Iraq Fights Back on Olympic Decision

An Iraqi delegation headed to Switzerland on Saturday for talks with the International Olympic Committee over a ban on Iraq competing in the Beijing Games, government officials said.

The Iraqis will meet with IOC representatives early next week at the committee's headquarters in Lausanne, said IOC spokeswoman Giselle Davies.

She said the Iraqis have offered the IOC "productive signals" that could allow two athletes from the original seven-member Iraqi team to compete in Beijing. She did not elaborate.

The Iraqi envoys include the government's main spokesman and other senior sports representatives, two sports officials said on condition of anonymity because they were not authorized to speak publicly on the issue.

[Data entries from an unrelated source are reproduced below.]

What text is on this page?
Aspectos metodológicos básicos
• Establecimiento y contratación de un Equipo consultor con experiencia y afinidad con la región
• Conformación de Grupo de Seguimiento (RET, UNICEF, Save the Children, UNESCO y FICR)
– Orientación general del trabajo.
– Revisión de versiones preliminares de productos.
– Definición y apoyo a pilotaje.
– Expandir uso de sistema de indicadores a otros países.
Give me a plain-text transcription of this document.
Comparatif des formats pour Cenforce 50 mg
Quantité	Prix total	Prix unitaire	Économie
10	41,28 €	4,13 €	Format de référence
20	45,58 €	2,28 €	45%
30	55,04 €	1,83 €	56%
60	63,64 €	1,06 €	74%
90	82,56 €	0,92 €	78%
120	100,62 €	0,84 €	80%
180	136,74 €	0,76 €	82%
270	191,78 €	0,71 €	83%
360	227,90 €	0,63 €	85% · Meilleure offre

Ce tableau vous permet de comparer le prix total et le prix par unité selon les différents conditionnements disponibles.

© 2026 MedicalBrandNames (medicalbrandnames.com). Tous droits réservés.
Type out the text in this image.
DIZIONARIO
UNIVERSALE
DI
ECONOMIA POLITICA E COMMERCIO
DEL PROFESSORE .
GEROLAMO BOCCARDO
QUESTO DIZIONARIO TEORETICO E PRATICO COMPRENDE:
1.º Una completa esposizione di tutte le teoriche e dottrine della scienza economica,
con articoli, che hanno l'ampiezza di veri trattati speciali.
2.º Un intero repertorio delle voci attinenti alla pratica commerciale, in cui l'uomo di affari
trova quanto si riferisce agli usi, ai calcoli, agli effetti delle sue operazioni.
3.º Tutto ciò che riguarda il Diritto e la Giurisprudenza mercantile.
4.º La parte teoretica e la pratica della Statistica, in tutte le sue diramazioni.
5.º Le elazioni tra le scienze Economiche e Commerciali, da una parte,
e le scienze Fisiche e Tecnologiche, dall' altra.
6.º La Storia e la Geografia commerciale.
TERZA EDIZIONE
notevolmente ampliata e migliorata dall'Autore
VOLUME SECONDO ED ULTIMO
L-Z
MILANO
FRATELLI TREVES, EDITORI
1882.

Earlier this week, the IOC upheld its ban on Iraq for what it calls political inference in Olympic affairs.

In May, Iraq's government replaced the national Olympic Committee with members not recognized by the IOC. Iraqi officials have said they will not reverse the decision and claim the disbanded committee was rife with corruption and other abuses.

The IOC, meanwhile, has insisted the old committee be reinstated — even though four members remain missing, including the committee's chief. They were kidnapped two years ago and their fates remain unknown.

Ahmed Radhi, a member of the sports committee in Iraq's parliament, was quoted by the sports newspaper Azzaman as saying he still holds out hope for a compromise before the Aug. 8 opening ceremony in Beijing.

On Friday, IOC spokeswoman Emmanuelle Moreau said the deadline to finalize athletics competitors is this coming Wednesday, and that Iraq can field a partial team if the government reverses its decision.

That means two members of Iraq's Olympic team — a discus thrower and a sprinter — could still make it into the Olympics. But the deadline has already expired for the other members of Iraq's Olympic team.

Iraq had also hoped to compete in weightlifting, judo, archery and rowing.